British journalist (born 1973)

Robert James Shuter (born July 16, 1973) is a British-American journalist, gossip columnist, magazine editor, talk show host, and author. He does celebrity journalism, particularly reporting on entertainment news and public figures.

In 2007, Shuter became the executive editor of the American edition of OK! magazine. During his tenure, the magazine achieved its first million selling issue and secured several high-profile exclusives, including an interview with Britney Spears during a period when she had personal and professional challenges.

== Career ==

=== Public relations ===

Shuter worked at Dan Klores Communications, where he represented a range of high-profile clients, including Jennifer Lopez, Jessica Simpson, Alicia Keys, Sean "Diddy" Combs, Jon Bon Jovi, Naomi Campbell, and Paris Hilton.

=== Magazine Editing ===
After representing Us Weekly, Shuter joined OK! magazine at the suggestion of its owner, Richard Desmond. During his tenure as editor, the magazine published several high-profile exclusives, including the reunion of Anna Nicole Smith's daughter Dannielynn's Larry Birkhead, Eva Longoria's wedding, and baby photos of Matthew McConaughey, Jessica Alba, and Sheryl Crow.

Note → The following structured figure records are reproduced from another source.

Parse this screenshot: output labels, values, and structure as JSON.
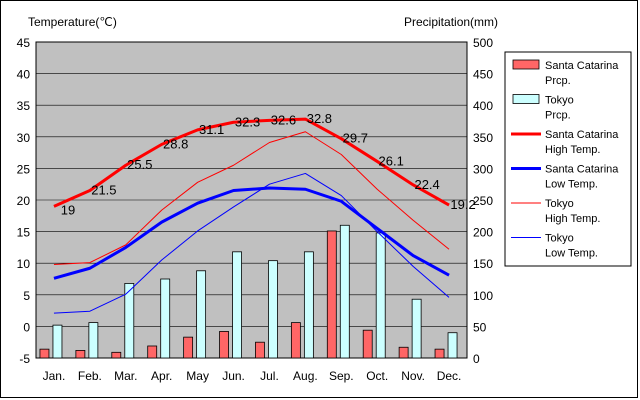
{
  "chart_data": {
    "type": "bar+line",
    "left_axis_title": "Temperature(℃)",
    "right_axis_title": "Precipitation(mm)",
    "categories": [
      "Jan.",
      "Feb.",
      "Mar.",
      "Apr.",
      "May",
      "Jun.",
      "Jul.",
      "Aug.",
      "Sep.",
      "Oct.",
      "Nov.",
      "Dec."
    ],
    "y_left": {
      "min": -5,
      "max": 45,
      "ticks": [
        -5,
        0,
        5,
        10,
        15,
        20,
        25,
        30,
        35,
        40,
        45
      ]
    },
    "y_right": {
      "min": 0,
      "max": 500,
      "ticks": [
        0,
        50,
        100,
        150,
        200,
        250,
        300,
        350,
        400,
        450,
        500
      ]
    },
    "bars": [
      {
        "name": "Santa Catarina Prcp.",
        "color": "#ff6666",
        "values": [
          14,
          12,
          9,
          19,
          33,
          42,
          25,
          56,
          201,
          44,
          17,
          14
        ]
      },
      {
        "name": "Tokyo Prcp.",
        "color": "#ccffff",
        "values": [
          52,
          56,
          118,
          125,
          138,
          168,
          154,
          168,
          210,
          198,
          93,
          40
        ]
      }
    ],
    "lines": [
      {
        "name": "Santa Catarina High Temp.",
        "color": "#ff0000",
        "width": 3,
        "values": [
          19,
          21.5,
          25.5,
          28.8,
          31.1,
          32.3,
          32.6,
          32.8,
          29.7,
          26.1,
          22.4,
          19.2
        ],
        "labeled": true
      },
      {
        "name": "Santa Catarina Low Temp.",
        "color": "#0000ff",
        "width": 3,
        "values": [
          7.6,
          9.2,
          12.5,
          16.5,
          19.5,
          21.5,
          21.9,
          21.7,
          19.8,
          15.5,
          11.2,
          8.1
        ],
        "labeled": false
      },
      {
        "name": "Tokyo High Temp.",
        "color": "#ff0000",
        "width": 1,
        "values": [
          9.8,
          10.1,
          12.9,
          18.4,
          22.8,
          25.5,
          29.1,
          30.8,
          27.2,
          21.7,
          16.8,
          12.2
        ],
        "labeled": false
      },
      {
        "name": "Tokyo Low Temp.",
        "color": "#0000ff",
        "width": 1,
        "values": [
          2.1,
          2.4,
          5.1,
          10.5,
          15.1,
          18.9,
          22.5,
          24.2,
          20.7,
          15.0,
          9.5,
          4.6
        ],
        "labeled": false
      }
    ],
    "data_labels": [
      "19",
      "21.5",
      "25.5",
      "28.8",
      "31.1",
      "32.3",
      "32.6",
      "32.8",
      "29.7",
      "26.1",
      "22.4",
      "19.2"
    ],
    "legend": [
      {
        "kind": "bar",
        "color": "#ff6666",
        "line1": "Santa Catarina",
        "line2": "Prcp."
      },
      {
        "kind": "bar",
        "color": "#ccffff",
        "line1": "Tokyo",
        "line2": "Prcp."
      },
      {
        "kind": "line",
        "color": "#ff0000",
        "width": 3,
        "line1": "Santa Catarina",
        "line2": "High Temp."
      },
      {
        "kind": "line",
        "color": "#0000ff",
        "width": 3,
        "line1": "Santa Catarina",
        "line2": "Low Temp."
      },
      {
        "kind": "line",
        "color": "#ff0000",
        "width": 1,
        "line1": "Tokyo",
        "line2": "High Temp."
      },
      {
        "kind": "line",
        "color": "#0000ff",
        "width": 1,
        "line1": "Tokyo",
        "line2": "Low Temp."
      }
    ],
    "legend_position": "right",
    "plot_background": "#c0c0c0",
    "grid": true
  }
}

=== Television – Naughty But Nice With Rob===
Shuter hosted the half-hour talk show Naughty But Nice with Rob, produced by Mark Cuban's HDNet. The pilot episode featured celebrity guests including Molly Sims, Teresa Giudice from The Real Housewives of New Jersey, and Michael Lohan. The show premiered on 6 November 2010.

== Personal life ==
Shuter married Grammy Award winning songwriter Bruce Sussman on October 29, 2011.